During the final mile I was running alone. A few of our makeshift pace group was up with Dave, the rest had dropped back and were presumably still running strong. I passed several friends from my training group who had run the half, offering high fives and wearing comfortable looking jackets with medals swinging around their necks. Ah to be them, legs frozen in place, bodies fully saturated with coffee. Maybe they had even eaten something. Yes, I was sure they had eaten something.
The blocks in downtown Indianapolis seem longer than most, though I’m not sure if they truly are. The finish line area includes two turns that finally break the long, flat straightaway where I had spent the better part of the last twenty minutes. I was finally ready for it this race to be done – yes, it took longer than normal for that feeling to creep up, waiting until around mile 24 and a half, but it had finally arrived. I turned onto the last block of the race, and heard Lauren cheering for me – usually I can’t find her or anyone else in the crowd during a large race like this but it gave me a boost and I kicked it into the finish line on nitro.
I went straight for the fence, HeatSheet tied around my neck and draping down my back, which I’m sure made me look like I was Professor Snape in gym shorts. I needed a quick breather, and just happened to run into my friend James, another guy from my running group who finished about ten minutes ahead of me. Volunteers were everywhere. That’s a neat medal, thank you. Ooh and a winter hat too, wonderful. Yes, I’d like a banana.

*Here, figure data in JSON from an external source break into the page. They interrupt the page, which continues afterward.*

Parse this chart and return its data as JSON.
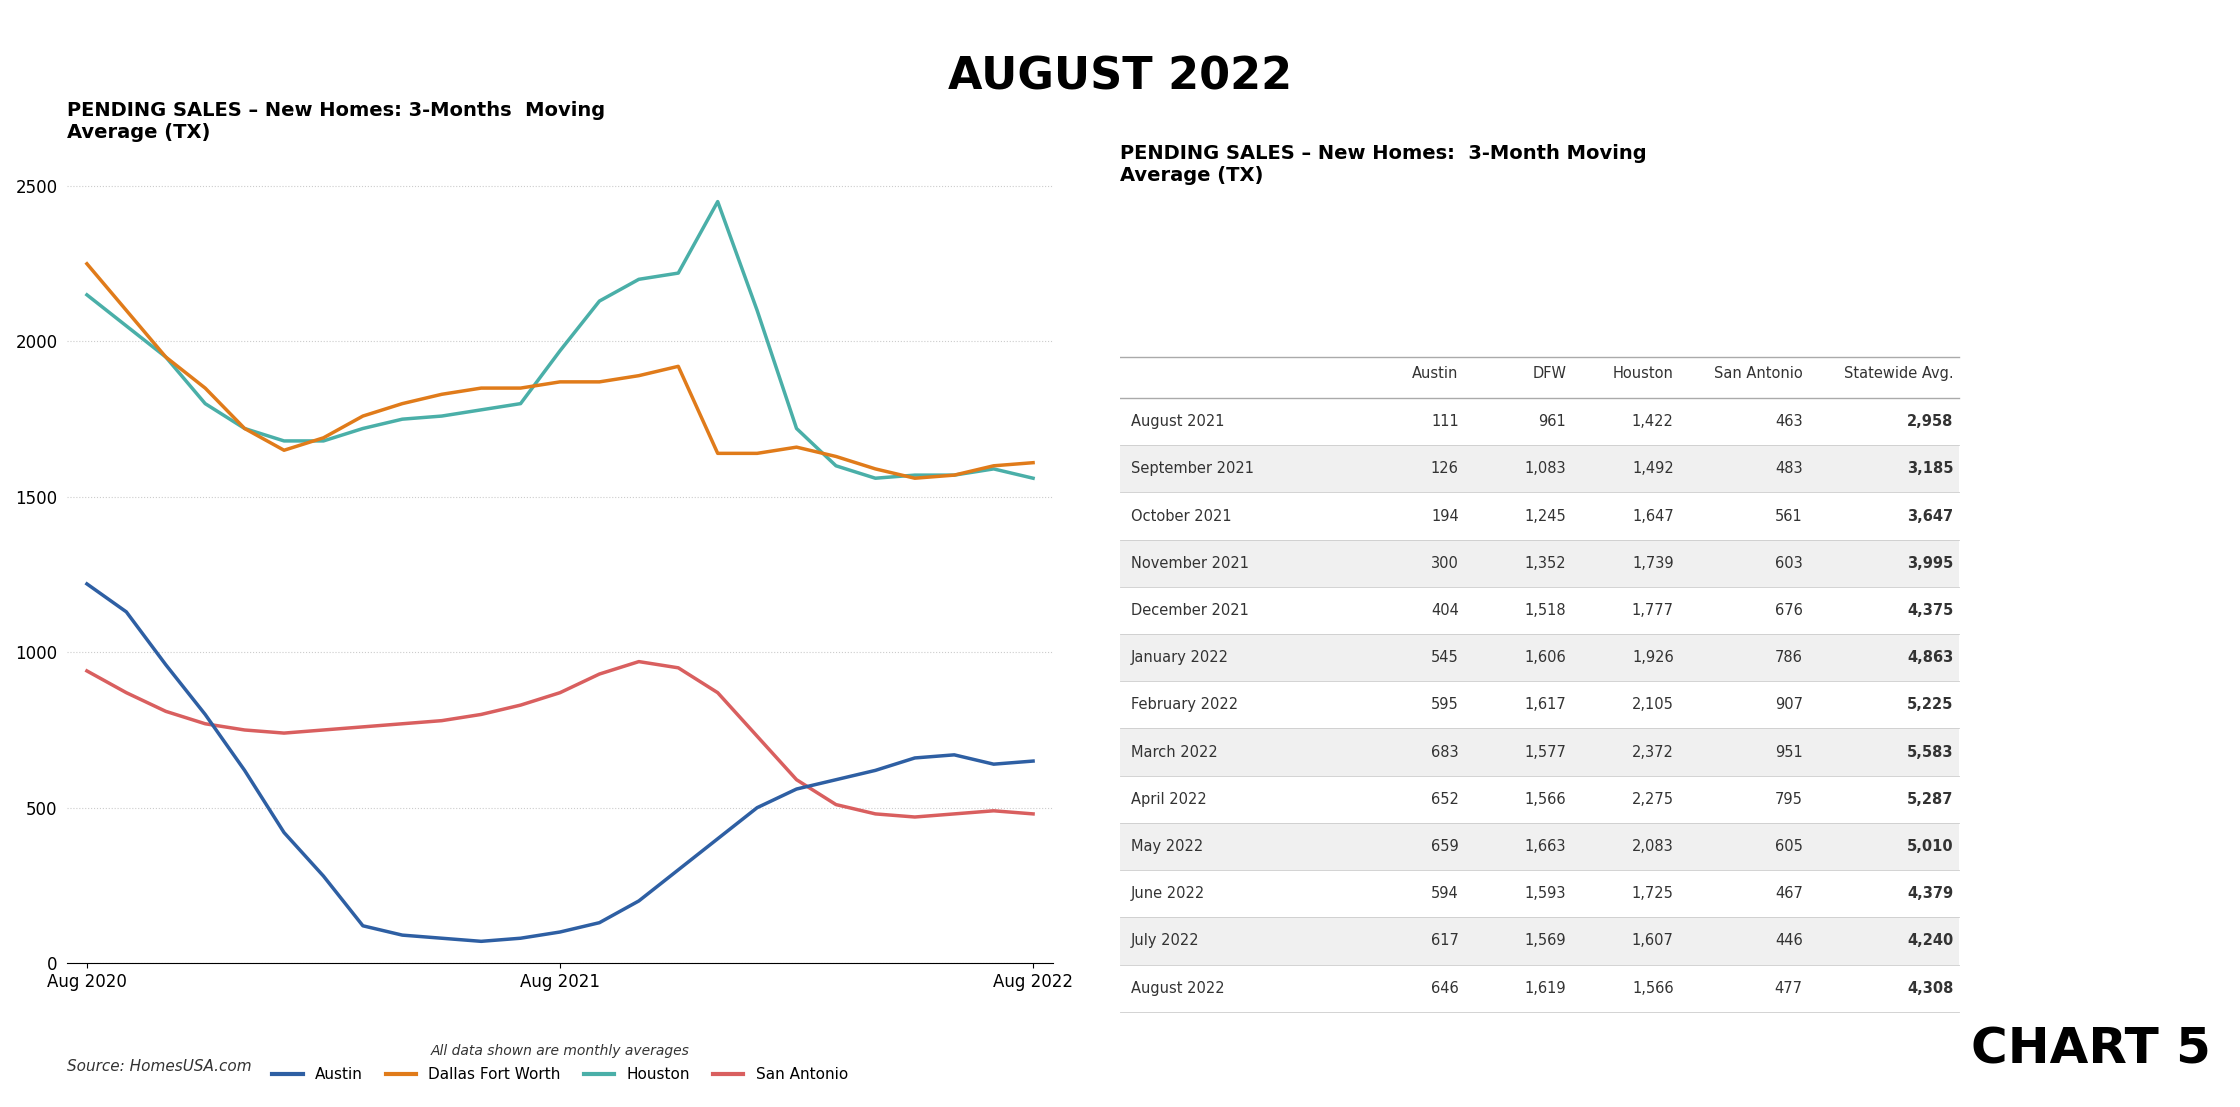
{
  "title": "AUGUST 2022",
  "chart_title": "PENDING SALES – New Homes: 3-Months  Moving\nAverage (TX)",
  "table_title": "PENDING SALES – New Homes:  3-Month Moving\nAverage (TX)",
  "source": "Source: HomesUSA.com",
  "chart5_label": "CHART 5",
  "subtitle": "All data shown are monthly averages",
  "x_labels": [
    "Aug 2020",
    "Aug 2021",
    "Aug 2022"
  ],
  "austin_color": "#2e5fa3",
  "dfw_color": "#e07b1a",
  "houston_color": "#4aafa8",
  "san_antonio_color": "#d95f5f",
  "austin_data": [
    1220,
    1130,
    960,
    800,
    620,
    420,
    280,
    120,
    90,
    80,
    70,
    80,
    100,
    130,
    200,
    300,
    400,
    500,
    560,
    590,
    620,
    660,
    670,
    640,
    650
  ],
  "dfw_data": [
    2250,
    2100,
    1950,
    1850,
    1720,
    1650,
    1690,
    1760,
    1800,
    1830,
    1850,
    1850,
    1870,
    1870,
    1890,
    1920,
    1640,
    1640,
    1660,
    1630,
    1590,
    1560,
    1570,
    1600,
    1610
  ],
  "houston_data": [
    2150,
    2050,
    1950,
    1800,
    1720,
    1680,
    1680,
    1720,
    1750,
    1760,
    1780,
    1800,
    1970,
    2130,
    2200,
    2220,
    2450,
    2100,
    1720,
    1600,
    1560,
    1570,
    1570,
    1590,
    1560
  ],
  "san_antonio_data": [
    940,
    870,
    810,
    770,
    750,
    740,
    750,
    760,
    770,
    780,
    800,
    830,
    870,
    930,
    970,
    950,
    870,
    730,
    590,
    510,
    480,
    470,
    480,
    490,
    480
  ],
  "ylim": [
    0,
    2600
  ],
  "yticks": [
    0,
    500,
    1000,
    1500,
    2000,
    2500
  ],
  "table_rows": [
    [
      "August 2021",
      "111",
      "961",
      "1,422",
      "463",
      "2,958"
    ],
    [
      "September 2021",
      "126",
      "1,083",
      "1,492",
      "483",
      "3,185"
    ],
    [
      "October 2021",
      "194",
      "1,245",
      "1,647",
      "561",
      "3,647"
    ],
    [
      "November 2021",
      "300",
      "1,352",
      "1,739",
      "603",
      "3,995"
    ],
    [
      "December 2021",
      "404",
      "1,518",
      "1,777",
      "676",
      "4,375"
    ],
    [
      "January 2022",
      "545",
      "1,606",
      "1,926",
      "786",
      "4,863"
    ],
    [
      "February 2022",
      "595",
      "1,617",
      "2,105",
      "907",
      "5,225"
    ],
    [
      "March 2022",
      "683",
      "1,577",
      "2,372",
      "951",
      "5,583"
    ],
    [
      "April 2022",
      "652",
      "1,566",
      "2,275",
      "795",
      "5,287"
    ],
    [
      "May 2022",
      "659",
      "1,663",
      "2,083",
      "605",
      "5,010"
    ],
    [
      "June 2022",
      "594",
      "1,593",
      "1,725",
      "467",
      "4,379"
    ],
    [
      "July 2022",
      "617",
      "1,569",
      "1,607",
      "446",
      "4,240"
    ],
    [
      "August 2022",
      "646",
      "1,619",
      "1,566",
      "477",
      "4,308"
    ]
  ],
  "table_headers": [
    "",
    "Austin",
    "DFW",
    "Houston",
    "San Antonio",
    "Statewide Avg."
  ],
  "col_widths": [
    0.22,
    0.1,
    0.1,
    0.1,
    0.12,
    0.14
  ]
}
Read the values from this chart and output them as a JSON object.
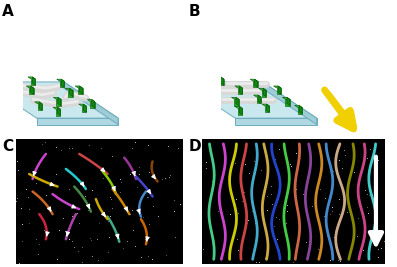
{
  "panel_labels": [
    "A",
    "B",
    "C",
    "D"
  ],
  "panel_label_fontsize": 11,
  "panel_label_color": "#000000",
  "background_color": "#ffffff",
  "figure_width": 3.97,
  "figure_height": 2.67,
  "platform_top_color": "#c8e8ee",
  "platform_left_color": "#a0ccd6",
  "platform_bottom_color": "#b0d8e2",
  "platform_edge_color": "#6aacbc",
  "green_top": "#44bb44",
  "green_front": "#22aa22",
  "green_right": "#118811",
  "green_edge": "#005500",
  "filament_main": "#d8d8d8",
  "filament_highlight": "#ffffff",
  "yellow_arrow": "#f0d000",
  "yellow_arrow_edge": "#a08000",
  "micro_bg": "#080808",
  "filament_colors_C": [
    "#cc44cc",
    "#993399",
    "#cc4444",
    "#884400",
    "#ccaa00",
    "#88cc00",
    "#4444cc",
    "#cc6622",
    "#22cccc",
    "#448844",
    "#cc8800",
    "#4488cc",
    "#cc2244",
    "#aa44aa",
    "#44aa88",
    "#cc6600"
  ],
  "filament_colors_D": [
    "#44cc88",
    "#cc44cc",
    "#cccc00",
    "#cc4444",
    "#44aacc",
    "#ccaa44",
    "#2244cc",
    "#44cc44",
    "#cc6644",
    "#884499",
    "#cc8822",
    "#4488cc",
    "#ccaa88",
    "#888800",
    "#cc4488",
    "#44cccc"
  ]
}
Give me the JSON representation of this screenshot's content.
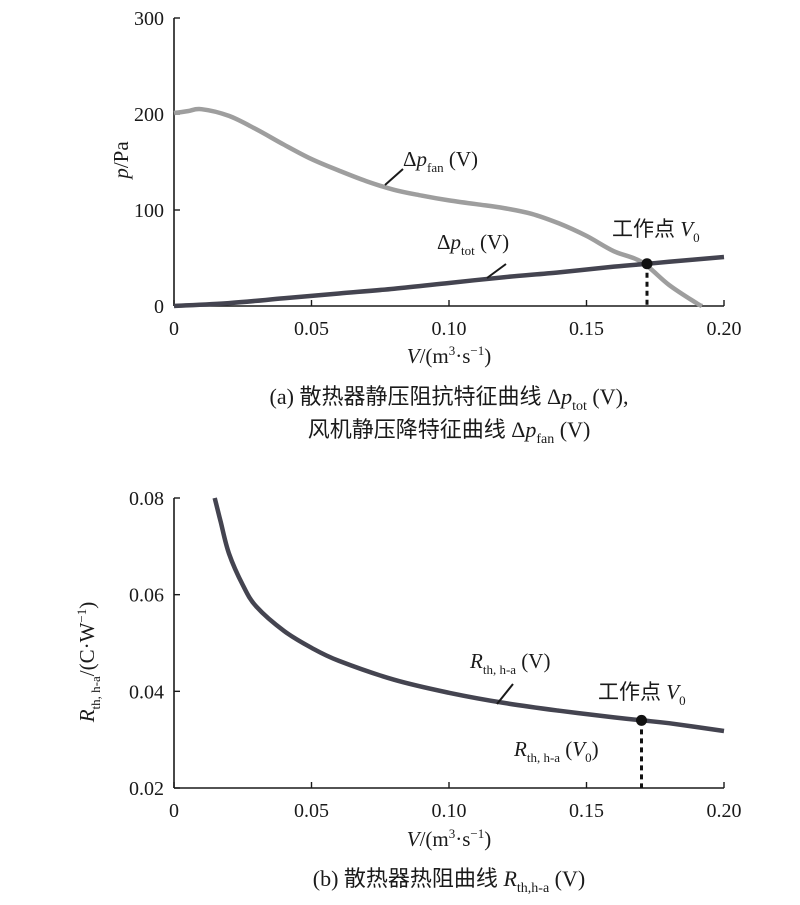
{
  "colors": {
    "fan_curve": "#9e9e9e",
    "tot_curve": "#444450",
    "rth_curve": "#444450",
    "axis": "#1a1a1a"
  },
  "chart_data": [
    {
      "type": "line",
      "xlim": [
        0,
        0.2
      ],
      "ylim": [
        0,
        300
      ],
      "x_ticks": [
        "0",
        "0.05",
        "0.10",
        "0.15",
        "0.20"
      ],
      "y_ticks": [
        "0",
        "100",
        "200",
        "300"
      ],
      "ylabel": {
        "var": "p",
        "unit": "/Pa"
      },
      "xlabel": {
        "var": "V",
        "unit": "/(m",
        "sup": "3",
        "mid": "·s",
        "sup2": "−1",
        "end": ")"
      },
      "series": [
        {
          "name": "Δp_fan (V)",
          "x": [
            0,
            0.005,
            0.01,
            0.02,
            0.03,
            0.04,
            0.05,
            0.06,
            0.07,
            0.08,
            0.09,
            0.1,
            0.11,
            0.12,
            0.13,
            0.14,
            0.15,
            0.16,
            0.17,
            0.18,
            0.19,
            0.192
          ],
          "y": [
            201,
            203,
            205,
            198,
            184,
            168,
            153,
            141,
            130,
            121,
            115,
            110,
            106,
            102,
            96,
            86,
            73,
            57,
            46,
            22,
            3,
            0
          ]
        },
        {
          "name": "Δp_tot (V)",
          "x": [
            0,
            0.02,
            0.04,
            0.06,
            0.08,
            0.1,
            0.12,
            0.14,
            0.16,
            0.172,
            0.18,
            0.2
          ],
          "y": [
            0,
            3,
            8,
            13,
            18,
            24,
            30,
            35,
            41,
            44,
            46,
            51
          ]
        }
      ],
      "operating_point": {
        "x": 0.172,
        "y": 44
      },
      "annotations": {
        "fan": {
          "pre": "Δ",
          "var": "p",
          "sub": "fan",
          "post": " (V)"
        },
        "tot": {
          "pre": "Δ",
          "var": "p",
          "sub": "tot",
          "post": " (V)"
        },
        "op": {
          "text": "工作点 ",
          "var": "V",
          "sub": "0"
        }
      },
      "caption": {
        "line1": "(a) 散热器静压阻抗特征曲线 Δ",
        "line1_var": "p",
        "line1_sub": "tot",
        "line1_end": " (V),",
        "line2": "风机静压降特征曲线 Δ",
        "line2_var": "p",
        "line2_sub": "fan",
        "line2_end": " (V)"
      }
    },
    {
      "type": "line",
      "xlim": [
        0,
        0.2
      ],
      "ylim": [
        0.02,
        0.08
      ],
      "x_ticks": [
        "0",
        "0.05",
        "0.10",
        "0.15",
        "0.20"
      ],
      "y_ticks": [
        "0.02",
        "0.04",
        "0.06",
        "0.08"
      ],
      "ylabel": {
        "var": "R",
        "sub": "th, h-a",
        "unit": "/(C·W",
        "sup": "−1",
        "end": ")"
      },
      "xlabel": {
        "var": "V",
        "unit": "/(m",
        "sup": "3",
        "mid": "·s",
        "sup2": "−1",
        "end": ")"
      },
      "series": [
        {
          "name": "R_th, h-a (V)",
          "x": [
            0.0148,
            0.017,
            0.02,
            0.025,
            0.03,
            0.04,
            0.05,
            0.06,
            0.08,
            0.1,
            0.12,
            0.14,
            0.16,
            0.17,
            0.18,
            0.2
          ],
          "y": [
            0.08,
            0.075,
            0.0685,
            0.062,
            0.0575,
            0.0525,
            0.049,
            0.0463,
            0.0424,
            0.0397,
            0.0376,
            0.036,
            0.0346,
            0.034,
            0.0334,
            0.0318
          ]
        }
      ],
      "operating_point": {
        "x": 0.17,
        "y": 0.034
      },
      "annotations": {
        "curve": {
          "var": "R",
          "sub": "th, h-a",
          "post": " (V)"
        },
        "op": {
          "text": "工作点 ",
          "var": "V",
          "sub": "0"
        },
        "value": {
          "var": "R",
          "sub": "th, h-a",
          "post": " (",
          "var2": "V",
          "sub2": "0",
          "end": ")"
        }
      },
      "caption": {
        "text": "(b) 散热器热阻曲线 ",
        "var": "R",
        "sub": "th,h-a",
        "end": " (V)"
      }
    }
  ]
}
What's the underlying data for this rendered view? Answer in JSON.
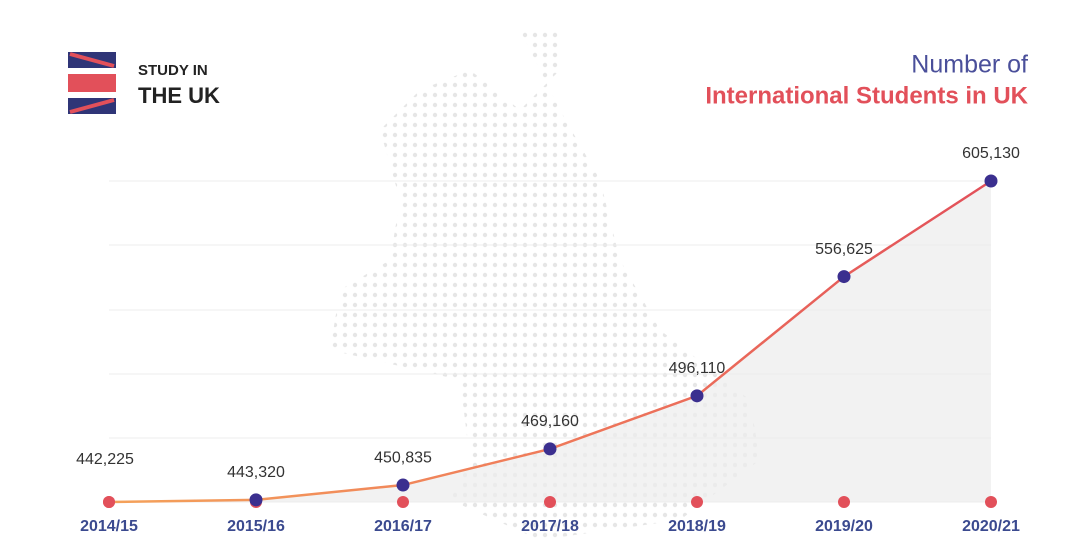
{
  "brand": {
    "line1": "STUDY IN",
    "line2": "THE UK"
  },
  "chart_data": {
    "type": "line",
    "title": "Number of",
    "subtitle": "International Students in UK",
    "categories": [
      "2014/15",
      "2015/16",
      "2016/17",
      "2017/18",
      "2018/19",
      "2019/20",
      "2020/21"
    ],
    "values": [
      442225,
      443320,
      450835,
      469160,
      496110,
      556625,
      605130
    ],
    "value_labels": [
      "442,225",
      "443,320",
      "450,835",
      "469,160",
      "496,110",
      "556,625",
      "605,130"
    ],
    "color": "#e2505a",
    "marker_color": "#3b2f8f"
  }
}
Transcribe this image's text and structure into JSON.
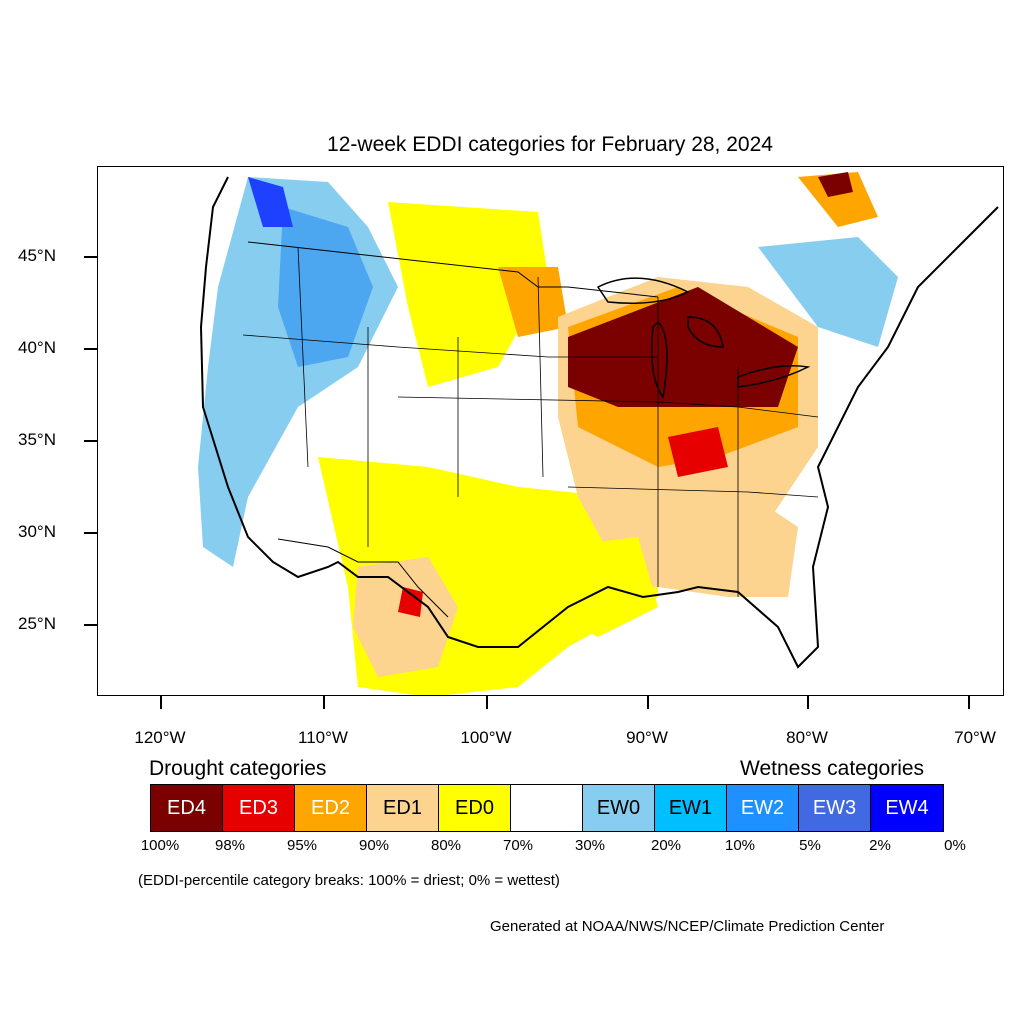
{
  "title": "12-week EDDI categories for February 28, 2024",
  "map": {
    "projection": "lat-lon",
    "lon_range": [
      -124.5,
      -68.5
    ],
    "lat_range": [
      21,
      50
    ],
    "y_ticks": [
      {
        "lat": 45,
        "label": "45°N"
      },
      {
        "lat": 40,
        "label": "40°N"
      },
      {
        "lat": 35,
        "label": "35°N"
      },
      {
        "lat": 30,
        "label": "30°N"
      },
      {
        "lat": 25,
        "label": "25°N"
      }
    ],
    "x_ticks": [
      {
        "lon": -120,
        "label": "120°W"
      },
      {
        "lon": -110,
        "label": "110°W"
      },
      {
        "lon": -100,
        "label": "100°W"
      },
      {
        "lon": -90,
        "label": "90°W"
      },
      {
        "lon": -80,
        "label": "80°W"
      },
      {
        "lon": -70,
        "label": "70°W"
      }
    ]
  },
  "legend": {
    "drought_heading": "Drought categories",
    "wetness_heading": "Wetness categories",
    "categories": [
      {
        "label": "ED4",
        "color": "#7b0000",
        "text_color": "#ffffff"
      },
      {
        "label": "ED3",
        "color": "#e60000",
        "text_color": "#ffffff"
      },
      {
        "label": "ED2",
        "color": "#ffa500",
        "text_color": "#ffffff"
      },
      {
        "label": "ED1",
        "color": "#fcd38f",
        "text_color": "#000000"
      },
      {
        "label": "ED0",
        "color": "#ffff00",
        "text_color": "#000000"
      },
      {
        "label": "",
        "color": "#ffffff",
        "text_color": "#000000"
      },
      {
        "label": "EW0",
        "color": "#87cdf0",
        "text_color": "#000000"
      },
      {
        "label": "EW1",
        "color": "#00bfff",
        "text_color": "#000000"
      },
      {
        "label": "EW2",
        "color": "#1e90ff",
        "text_color": "#ffffff"
      },
      {
        "label": "EW3",
        "color": "#4169e1",
        "text_color": "#ffffff"
      },
      {
        "label": "EW4",
        "color": "#0000ff",
        "text_color": "#ffffff"
      }
    ],
    "breaks": [
      "100%",
      "98%",
      "95%",
      "90%",
      "80%",
      "70%",
      "30%",
      "20%",
      "10%",
      "5%",
      "2%",
      "0%"
    ]
  },
  "note": "(EDDI-percentile category breaks: 100% = driest; 0% = wettest)",
  "credit": "Generated at NOAA/NWS/NCEP/Climate Prediction Center"
}
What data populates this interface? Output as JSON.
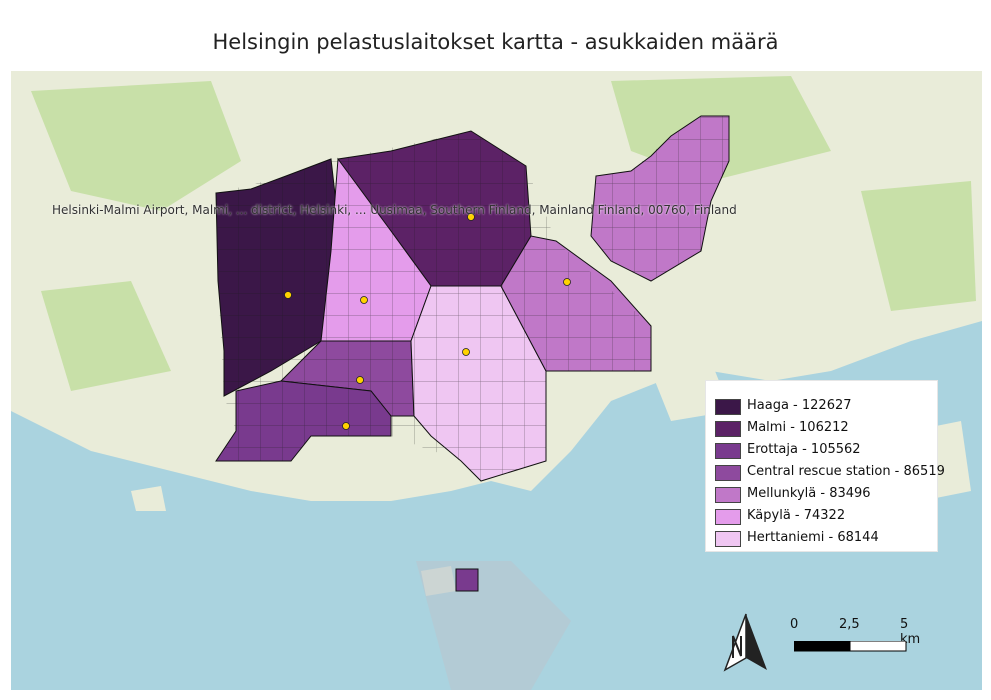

It’s difficult to consider my thoughts on the marathon without taking into account that I ran my fastest time by 28 minutes. I was about a minute behind Dave, and about seven ahead of Cory. I couldn’t honestly assess the course without at least a little bias. Yes, it was flat. The weather was perfect, and I don’t use that word lightly. Also, the autumn leaves, when in view, were magnificent. There are more attractive cities than Indianapolis, and less attractive ones as well. I was honestly surprised by how tree-covered the entire city is. Organizationally, I loved the wave start and that they were rather strict with the corrals – nobody enjoys flat tiring a walker at the start of the course when the gun goes off and you come up quickly on someone out for a stroll. One problem, which bothered Dave particularly, was that this did happen at some of the water stops. Several were situated at bottlenecks or immediately after turns, causing runners to screech to a stop to avoid rear-ending someone who has yet to learn the art of grabbing a paper cup on the fly. That aside, I will never be able to think about the Indianapolis Marathon without remembering that feeling at mile 19 – that I can keep up this pace and enjoy full marathons again, that my new training group had tapped into a closeted elation that I had experienced during my first few attempts at the distance, but had since lost. I had run the second half eleven seconds faster than the first. Behind me were the days of the infamous runners’ wall and swearing off running more than twenty miles at once. I won’t be running three fulls in three months again anytime soon, but after Indianapolis, I know I don’t need to. I don’t care how perfect the conditions were, I’ve made peace with the marathon. Now give me coffee, beer, and Netflix – in whichever order they come.